That’s right—you still only get a bound on average quality, and you need to do something to cope with failures so rare they never appear in training (here’s a post reviewing my best guesses).
But before you weren’t even in the game, it wouldn’t matter how well adversarial training worked because you didn’t even have the knowledge to tell whether a given behavior is good or bad. You weren’t even getting the right behavior on average.
(In the OP I think the claim “the generalization is now coming entirely from human beliefs” is fine, I meant generalization from one distribution to another. “Neural nets are are fine” was sweeping these issues under the rug. Though note that in the real world the distribution will change from neural net training to deployment, it’s just exactly the normal robustness problem.
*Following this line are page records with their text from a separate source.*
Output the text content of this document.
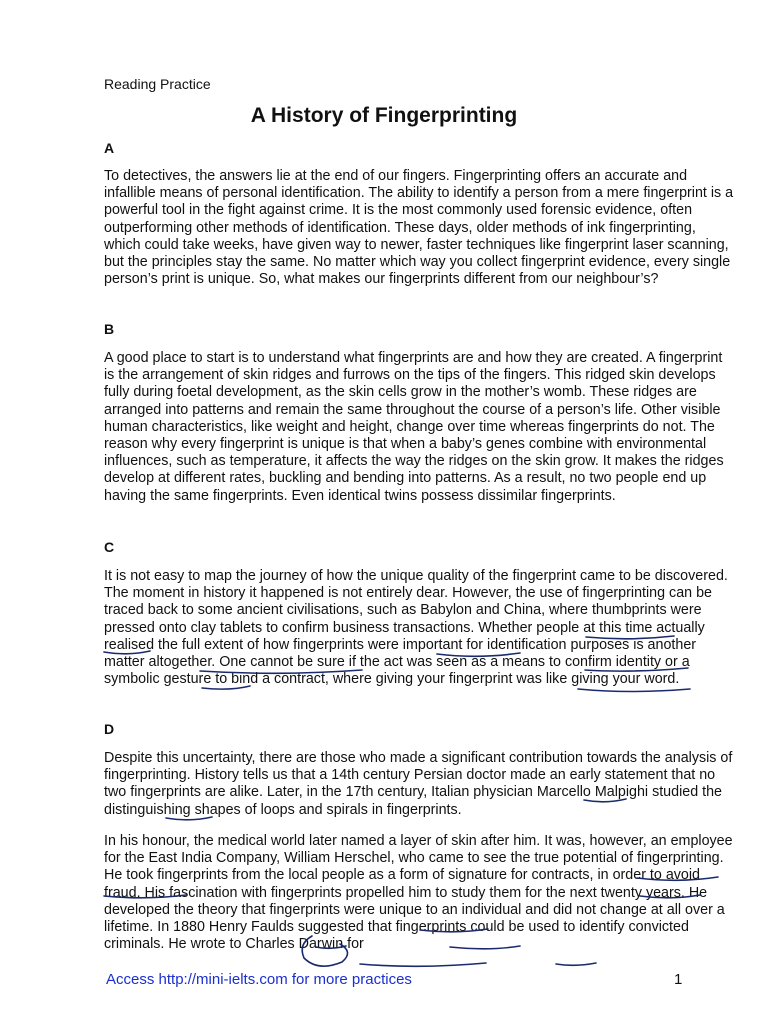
Reading Practice
A History of Fingerprinting
A

To detectives, the answers lie at the end of our fingers. Fingerprinting offers an accurate and infallible means of personal identification. The ability to identify a person from a mere fingerprint is a powerful tool in the fight against crime. It is the most commonly used forensic evidence, often outperforming other methods of identification. These days, older methods of ink fingerprinting, which could take weeks, have given way to newer, faster techniques like fingerprint laser scanning, but the principles stay the same. No matter which way you collect fingerprint evidence, every single person’s print is unique. So, what makes our fingerprints different from our neighbour’s?

B

A good place to start is to understand what fingerprints are and how they are created. A fingerprint is the arrangement of skin ridges and furrows on the tips of the fingers. This ridged skin develops fully during foetal development, as the skin cells grow in the mother’s womb. These ridges are arranged into patterns and remain the same throughout the course of a person’s life. Other visible human characteristics, like weight and height, change over time whereas fingerprints do not. The reason why every fingerprint is unique is that when a baby’s genes combine with environmental influences, such as temperature, it affects the way the ridges on the skin grow. It makes the ridges develop at different rates, buckling and bending into patterns. As a result, no two people end up having the same fingerprints. Even identical twins possess dissimilar fingerprints.

C

It is not easy to map the journey of how the unique quality of the fingerprint came to be discovered. The moment in history it happened is not entirely dear. However, the use of fingerprinting can be traced back to some ancient civilisations, such as Babylon and China, where thumbprints were pressed onto clay tablets to confirm business transactions. Whether people at this time actually realised the full extent of how fingerprints were important for identification purposes is another matter altogether. One cannot be sure if the act was seen as a means to confirm identity or a symbolic gesture to bind a contract, where giving your fingerprint was like giving your word.

D

Despite this uncertainty, there are those who made a significant contribution towards the analysis of fingerprinting. History tells us that a 14th century Persian doctor made an early statement that no two fingerprints are alike. Later, in the 17th century, Italian physician Marcello Malpighi studied the distinguishing shapes of loops and spirals in fingerprints.

In his honour, the medical world later named a layer of skin after him. It was, however, an employee for the East India Company, William Herschel, who came to see the true potential of fingerprinting. He took fingerprints from the local people as a form of signature for contracts, in order to avoid fraud. His fascination with fingerprints propelled him to study them for the next twenty years. He developed the theory that fingerprints were unique to an individual and did not change at all over a lifetime. In 1880 Henry Faulds suggested that fingerprints could be used to identify convicted criminals. He wrote to Charles Darwin for

Access http://mini-ielts.com for more practices	1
The point of this post is just to get it down to only a robustness problem that you could solve with some kind of generalization of adversarial training, the reason to set it up as in the OP was to make the issue more clear.)
I agree with Daniel. Certainly training on actual iid samples from the deployment distribution helps a lot—as it ensures that your limiting behavior is correct—but in the finite data regime you can still find a deceptive model that defects some percentage of the time.
This is a good question, and I don’t know the answer. My guess is that Paul would say that that is a potential problem, but different from the one being addressed in this post. Not sure though.
Yeah, that’s my view.
Thanks for confirming.